Tighter Budgets Haven’t Stopped Travel. They’ve Changed How Americans Plan
(Tiffany Miller for ALG Vacations) The flight search is open, but many travelers are pausing before they book. Prices feel higher than last year, headlines are heavy and budgets are tighter. Still, the question isn’t whether to take a vacation, but how to make it work.
A November 2025 survey from ALG Vacations of U.S. adults planning to travel in 2026 shows that financial pressure is reshaping how people approach vacations, not whether they take them. While 81% say they have at least some concern about their household finances in the months ahead, 92% say they would still travel even if tighter finances required scaling back.
Financial pressure shapes decisions, not demand
That shift shows up in the small moments of planning. Travelers are taking longer to compare prices, reconsidering timing and adjusting expectations before they book.
Inflation and rising prices top the list of concerns, cited by 61% of respondents, reinforcing why travelers are rethinking destinations, trip length and overall costs.
Concerns about global events and safety follow at 39%, with broader political and economic instability close behind at 38%.
Still, those worries rarely lead travelers to walk away from travel altogether. Instead, many describe pulling back in measured ways, scaling down plans, rethinking details and making trade-offs that keep a trip possible, even if it looks different than originally imagined.
Experience changes how travelers move from planning to booking
Not all travelers navigate those trade-offs the same way. For some, uncertainty slows the process. For others, familiarity helps clear the final hurdle.
Among respondents who have previously booked a packaged vacation through a major vacation brand, 80% say they plan to take an international trip in the next year, compared with 46% of those without that experience.
That confidence carries into spending decisions as well. Sixty-seven percent of packaged-vacation travelers expect to spend more than $2,500 on their next trip, compared with 47% of those who have never booked a packaged vacation.
Taken together, the findings point to a confidence gap, with prior experience linked to greater comfort committing to international travel and higher spending.
Professional guidance plays a larger role when planning gets complex
For many travelers, planning no longer stops at picking dates and destinations. Rising prices, shifting availability and higher expectations have turned vacation planning into a series of decisions that feel harder to navigate alone.
That complexity shows up most clearly among travelers with prior packaged-vacation experience. Ninety-four percent say they plan to use a travel advisor, compared with 81% of those without prior packaged-vacation experience.
The gap suggests that familiarity with structured travel planning often leads travelers to seek expert guidance. As trips become more layered, getting the details right matters as much as the destination itself.
Travel remains a priority, even as decisions slow
The findings suggest that travel is still very much on the table, even as decisions take longer to make. Travelers are weighing trade-offs, seeking guidance and leaning on experience as they plan, rather than walking away altogether.

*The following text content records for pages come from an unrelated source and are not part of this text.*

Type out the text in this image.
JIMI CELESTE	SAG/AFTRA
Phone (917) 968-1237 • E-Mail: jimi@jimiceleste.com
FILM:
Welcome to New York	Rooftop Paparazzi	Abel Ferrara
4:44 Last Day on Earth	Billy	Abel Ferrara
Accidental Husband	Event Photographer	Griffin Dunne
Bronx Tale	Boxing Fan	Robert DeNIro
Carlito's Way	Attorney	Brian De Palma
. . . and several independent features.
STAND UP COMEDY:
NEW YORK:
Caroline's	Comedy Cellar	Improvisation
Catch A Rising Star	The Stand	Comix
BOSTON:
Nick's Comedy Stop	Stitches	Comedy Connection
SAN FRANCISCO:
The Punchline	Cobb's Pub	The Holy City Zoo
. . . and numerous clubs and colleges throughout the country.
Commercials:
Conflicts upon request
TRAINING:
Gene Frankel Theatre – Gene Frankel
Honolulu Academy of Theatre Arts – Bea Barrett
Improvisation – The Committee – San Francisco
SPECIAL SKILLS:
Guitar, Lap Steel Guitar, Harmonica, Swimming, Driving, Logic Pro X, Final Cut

The flight search may stay open a little longer this year. But for many Americans, the trip is still happening.
Methodology
ALG Vacations commissioned Atomik Research to conduct an online survey of U.S. adults planning to travel and travelers with prior packaged-vacation experience in the United States.
The survey included 1,000 adults planning to travel and a subsample of 502 respondents who had previously booked a packaged vacation through a major vacation brand.
The margin of error is plus or minus 3 percentage points for the full sample and 4 percentage points for the packaged vacation subsample at a 95 percent confidence level.
Fieldwork was conducted in November 2025. Atomik Research, part of 4media group, is a creative market research agency.